More broadly, since when does America deserve oil? Luft's entire quote only makes sense if you believe that the US deserves the front place in any queue for oil. I mean, we know this is how they feel, but they're not usually so open about it. Sadly, even Paul Krugman falls in to this trap:
The China National Offshore Oil Corporation, a company that is 70 percent owned by the Chinese government, is seeking to acquire control of Unocal, an energy company with global reach. In particular, Unocal has a history - oddly ignored in much reporting on the Chinese offer - of doing business with problematic regimes in difficult places, including the Burmese junta and the Taliban. One indication of Unocal's reach: Zalmay Khalilzad, who was U.S. ambassador to Afghanistan for 18 months and was just confirmed as ambassador to Iraq, was a Unocal consultant.

Unocal sounds, in other words, like exactly the kind of company the Chinese government might want to control if it envisions a sort of "great game" in which major economic powers scramble for access to far-flung oil and natural gas reserves. (Buying a company is a lot cheaper, in lives and money, than invading an oil-producing country.) So the Unocal story gains extra resonance from the latest surge in oil prices.
Well, in an era of tight oil supplies, it's not just Beijing that's acting like it envisions a "great game". Last I checked, the US had a little something called the Carter Doctrine, which states pretty baldly that the US will go to war over oil.

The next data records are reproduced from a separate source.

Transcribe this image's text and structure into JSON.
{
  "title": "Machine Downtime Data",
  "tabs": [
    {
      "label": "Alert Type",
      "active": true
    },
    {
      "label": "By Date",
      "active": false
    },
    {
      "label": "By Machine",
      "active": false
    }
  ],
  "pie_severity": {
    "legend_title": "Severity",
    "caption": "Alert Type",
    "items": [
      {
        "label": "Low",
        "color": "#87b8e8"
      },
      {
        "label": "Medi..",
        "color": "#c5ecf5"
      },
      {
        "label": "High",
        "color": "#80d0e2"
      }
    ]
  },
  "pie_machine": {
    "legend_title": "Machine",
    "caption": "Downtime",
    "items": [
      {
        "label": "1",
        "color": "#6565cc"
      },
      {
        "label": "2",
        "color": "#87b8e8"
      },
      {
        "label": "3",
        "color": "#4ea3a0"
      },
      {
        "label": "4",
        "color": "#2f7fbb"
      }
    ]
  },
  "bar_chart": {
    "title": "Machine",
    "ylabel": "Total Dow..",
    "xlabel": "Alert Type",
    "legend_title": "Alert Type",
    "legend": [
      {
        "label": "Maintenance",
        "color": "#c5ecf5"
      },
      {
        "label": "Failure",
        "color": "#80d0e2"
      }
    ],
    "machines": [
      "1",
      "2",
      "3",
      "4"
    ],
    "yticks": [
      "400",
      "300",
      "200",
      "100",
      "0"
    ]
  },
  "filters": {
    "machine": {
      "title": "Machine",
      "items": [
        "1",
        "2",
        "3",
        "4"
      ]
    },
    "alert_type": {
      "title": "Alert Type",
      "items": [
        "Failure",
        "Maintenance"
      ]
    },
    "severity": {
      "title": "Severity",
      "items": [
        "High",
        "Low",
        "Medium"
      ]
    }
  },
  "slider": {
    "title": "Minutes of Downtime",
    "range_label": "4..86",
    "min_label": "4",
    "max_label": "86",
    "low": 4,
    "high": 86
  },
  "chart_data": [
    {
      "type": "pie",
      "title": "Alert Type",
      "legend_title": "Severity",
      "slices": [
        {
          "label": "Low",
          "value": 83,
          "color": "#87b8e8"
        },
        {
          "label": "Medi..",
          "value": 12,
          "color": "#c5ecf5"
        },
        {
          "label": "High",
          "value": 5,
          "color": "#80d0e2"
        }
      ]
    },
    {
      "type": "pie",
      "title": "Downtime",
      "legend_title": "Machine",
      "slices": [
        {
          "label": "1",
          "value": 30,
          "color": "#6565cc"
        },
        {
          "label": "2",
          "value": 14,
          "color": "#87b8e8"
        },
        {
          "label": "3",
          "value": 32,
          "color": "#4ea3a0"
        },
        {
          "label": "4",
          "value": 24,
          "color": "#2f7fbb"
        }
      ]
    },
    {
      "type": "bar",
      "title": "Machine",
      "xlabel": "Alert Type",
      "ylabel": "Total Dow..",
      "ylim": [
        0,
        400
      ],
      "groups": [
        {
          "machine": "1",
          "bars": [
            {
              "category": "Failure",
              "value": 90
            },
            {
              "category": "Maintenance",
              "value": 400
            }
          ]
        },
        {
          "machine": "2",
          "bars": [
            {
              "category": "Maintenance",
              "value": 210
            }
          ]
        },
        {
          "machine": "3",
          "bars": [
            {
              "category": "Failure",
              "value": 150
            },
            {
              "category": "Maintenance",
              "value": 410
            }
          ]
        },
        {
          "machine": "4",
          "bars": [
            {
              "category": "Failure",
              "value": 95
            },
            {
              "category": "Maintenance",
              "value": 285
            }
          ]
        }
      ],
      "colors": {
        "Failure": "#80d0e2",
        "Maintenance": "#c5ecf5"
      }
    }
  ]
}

Period. Now, I know that UNOCAL is a US company, so in this case there actually is something the US government can do about this situation. But it's kind of a sad state of affairs when the Colossus of the 21st century has to maintain it's economic integrity through a foreign ownership review board.

Note Krugman's paranthetical quote, too: "Buying a company is a lot cheaper, in lives and money, than invading an oil-producing country." True, but if China really wanted to save money, they'd get off the oil train entirely - the $18 billion they're spending to get UNOCAL's measly 150 million barrels of oil per year could easily save that much oil and then some.